Multifocal IOLs, perhaps the best established solution to the problem of enabling post-cataract patients to see clearly at all distances, work by incorporating discrete refractive optical zones or diffractive echelettes into the lens. Accommodating IOLs, which aim to provide the same benefit, use ciliary muscle power to move the lens and/or change its shape to provide additional focusing power for near and intermediate vision.
Both of these options involve compromise. Multifocal IOL patients experience some degree of glare or halo, although most adjust to it within a matter of weeks. In addition, there is some loss of contrast sensitivity. Typically, though, if the surgery is on target, these patients have good distance vision and don’t need reading glasses for most visual tasks.
The compromise with accommodating lenses is that current designs don’t offer quite enough accommodation to provide both crisp distance vision and perfectly clear reading vision—the ciliary muscle just doesn’t seem to have the necessary strength needed to fully power current lenses. As a result, today’s accommodating lenses typically can’t provide a full range of vision.
These tradeoffs help explain why presbyopia-correcting IOLs have garnered only modest patient interest since becoming available in the US in 1997. According to Market Scope, they accounted for only 2.4% of total IOLs implanted globally in 2014; and use of presbyopia-correcting IOLs has grown only 6% per year since 2010.1 However, a number of new presbyopia-correcting IOLs, including extended depth-of-focus [EDOF] IOLs, may expand the market considerably: Market Scope forecasts nearly 11% growth in presbyopia-correcting IOLs through the end of 2016.1
By simply increasing depth of field rather than adding a second or third focal point, EDOF IOLs are designed to provide better near vision than monofocal or accommodating IOLs, and better contrast sensitivity—with less glare and halos—than multifocals or trifocals.
An early entrant to the field, the Tecnis Symfony EDOF, IOL from Abbott Medical Optics received a CE mark in June 2014. This lens uses two strategies to achieve better near vision: spherical aberration control and diffractive optics.
Spherical aberration control is achieved by adding negative spherical aberration to the IOL to counteract the normal cornea’s natural positive spherical aberration, increasing the patient’s depth of field.
The second strategy, diffractive optics, is used in two complementary ways. First, the Symfony makes use of diffractive echelettes to slightly elongate the focus. (This is unlike diffractive multifocals that create two distinct focal distances.)
Typically, the price that’s paid for optics that elongate focus is loss of some degree of image quality. The Symfony compensates for this by sharpening up image quality in other ways. For example, the Symfony makes use of its echelettes to compensate for the normal chromatic aberration inherent in the refractive portion of the optical system.
In a study comparing bilaterally implanted Symfony IOLs in 31 patients with bilateral monofocal Tecnis implants, Symfony patients achieved a mean visual acuity of 20/20 or better throughout 1.50 D of defocus. At 3 months postop, Symfony patients in the study achieved a mean distance corrected intermediate visual acuity of better than 20/20. Mean distance-corrected near visual acuity was only 20/30, which is not the same level of spectacle independence that patients can get with a mutifocal IOL; however, Symfony patients experienced less glare than would be expected with multifocal IOLs.2
The Symfony IOL is being released in Europe, and surgeons who are implanting it are being asked to participate in a Phase 4 trial designed to gather more data on patient outcomes.
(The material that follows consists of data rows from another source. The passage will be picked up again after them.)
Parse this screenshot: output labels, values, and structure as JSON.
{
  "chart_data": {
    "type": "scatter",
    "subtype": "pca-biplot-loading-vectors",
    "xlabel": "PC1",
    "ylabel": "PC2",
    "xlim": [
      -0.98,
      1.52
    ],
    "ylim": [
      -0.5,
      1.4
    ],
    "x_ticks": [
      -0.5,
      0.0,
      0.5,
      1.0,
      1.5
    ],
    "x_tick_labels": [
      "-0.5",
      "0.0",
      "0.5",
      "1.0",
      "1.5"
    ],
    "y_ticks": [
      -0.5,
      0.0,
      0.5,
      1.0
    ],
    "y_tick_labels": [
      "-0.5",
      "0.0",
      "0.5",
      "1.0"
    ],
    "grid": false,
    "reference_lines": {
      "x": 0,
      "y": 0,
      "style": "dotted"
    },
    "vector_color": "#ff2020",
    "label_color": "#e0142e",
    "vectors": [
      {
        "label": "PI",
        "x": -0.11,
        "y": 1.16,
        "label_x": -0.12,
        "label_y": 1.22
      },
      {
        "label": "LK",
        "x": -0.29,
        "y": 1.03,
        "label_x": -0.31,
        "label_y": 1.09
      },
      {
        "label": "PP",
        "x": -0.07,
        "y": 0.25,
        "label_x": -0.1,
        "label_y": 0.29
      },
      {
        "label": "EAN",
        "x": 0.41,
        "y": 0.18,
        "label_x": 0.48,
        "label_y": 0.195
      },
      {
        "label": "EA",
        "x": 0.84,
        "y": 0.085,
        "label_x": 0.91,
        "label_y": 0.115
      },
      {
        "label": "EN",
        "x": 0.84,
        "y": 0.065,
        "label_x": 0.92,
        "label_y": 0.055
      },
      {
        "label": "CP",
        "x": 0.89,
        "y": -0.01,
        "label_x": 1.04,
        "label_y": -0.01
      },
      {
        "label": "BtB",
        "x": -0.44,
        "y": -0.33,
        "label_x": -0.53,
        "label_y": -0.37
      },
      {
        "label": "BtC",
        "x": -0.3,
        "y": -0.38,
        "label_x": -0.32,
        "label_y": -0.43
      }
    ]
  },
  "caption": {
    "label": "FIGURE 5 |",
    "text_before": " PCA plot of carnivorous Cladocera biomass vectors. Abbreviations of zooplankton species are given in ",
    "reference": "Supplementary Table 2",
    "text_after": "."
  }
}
The FDA Phase 3 study is also currently under way.
A second extended depth-of-focus IOL is the small-aperture IC-8 IOL from AcuFocus, which has received CE Mark approval in Europe. Taking a cue from its Kamra intracorneal inlay, which uses pinhole optics to increase depth of focus for presbyopic patients who don’t need cataract surgery, the IC-8 moves the small aperture optics back to the IOL to give cataract patients a similar extended depth of focus.
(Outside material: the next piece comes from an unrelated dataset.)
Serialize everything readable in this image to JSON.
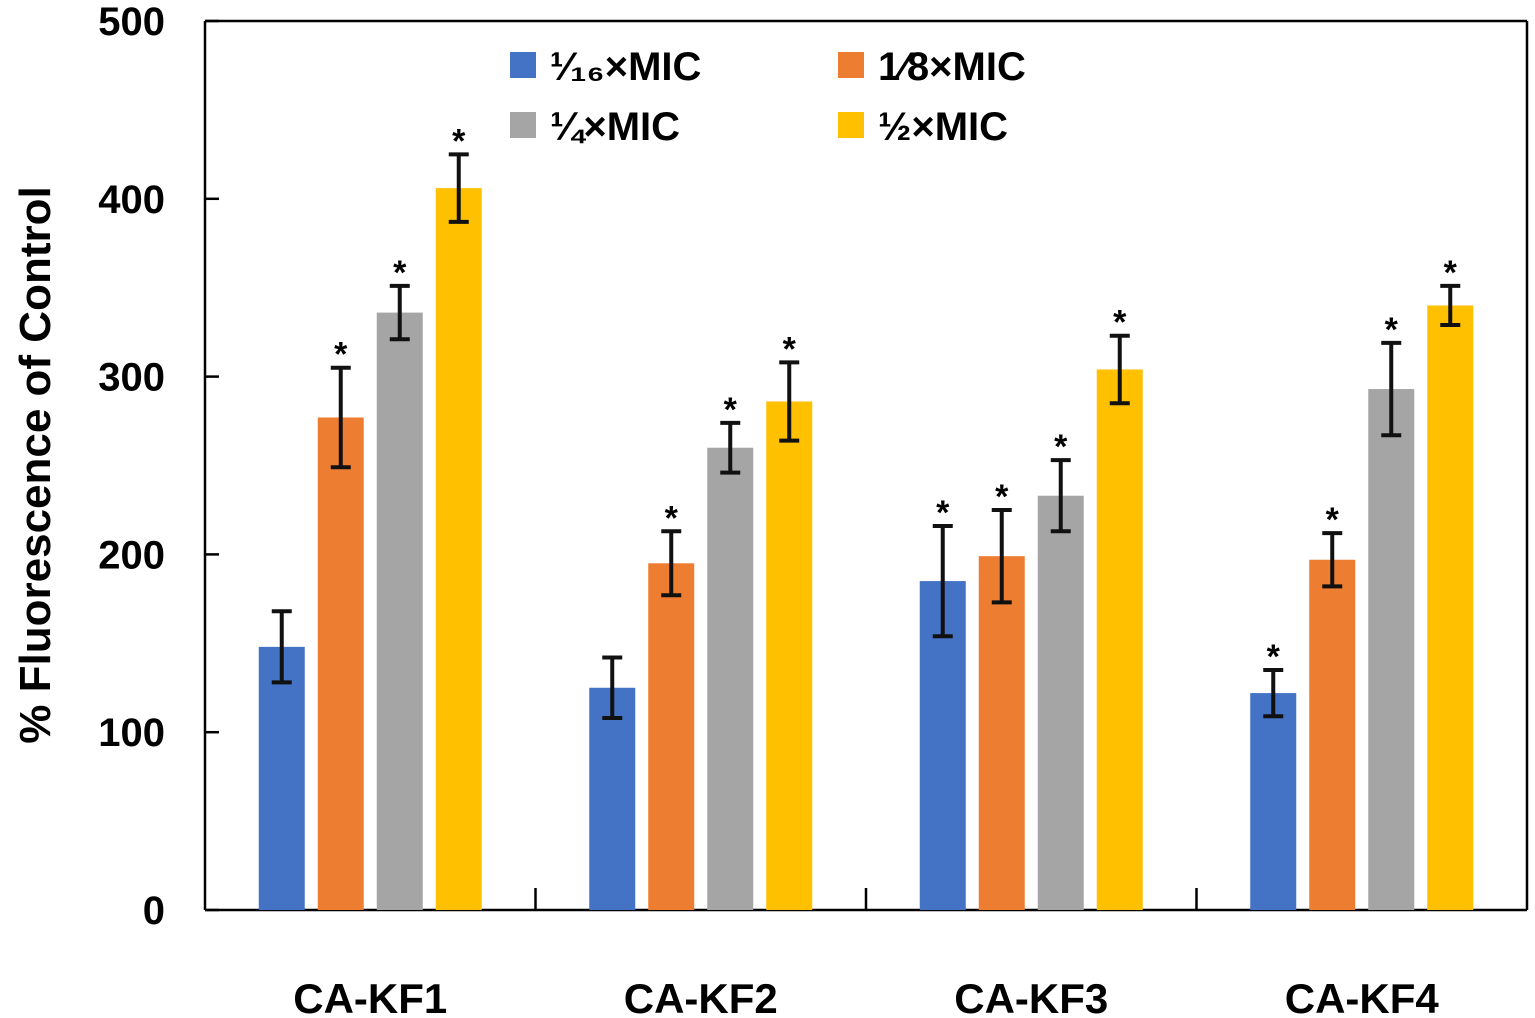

Because of the pinhole effect, near vision is improved without too much sacrifice of distance vision or induction of glare. There is a mild decrease in contrast, but not as much as with a multifocal lens.
Results from monocular implantation of a small aperture IOL show improved range of vision after cataract extraction, with a mean of J1 at near, and 20/20 at both intermediate and distance at 12 months. Symptoms reported were similar between the IC-8 eye and the fellow eye implanted with a standard monofocal IOL.3
The company reports that it has designed a tight roll-out of the product in Europe. AcuFocus has not yet applied for a premarket approval in the United States, according to the FDA website.
1. Freeman W. Expanding PC-IOL Options Expected to Fuel Demand Among Patients. Market Scope. July 17, 2105; 19(7): 1-2.
2. Abbott Medical Optics. Extended range of vision IOL 3-month study results (NZ).http://www.tecnisiol.com/eu/tecnis-symfony-iol.htm. Accessed December 29, 2014.
3. Vukich et al. “Achieving Reliable and Predictable Results with a Small Aperture Inlay.” 2014 AcuFocus white paper.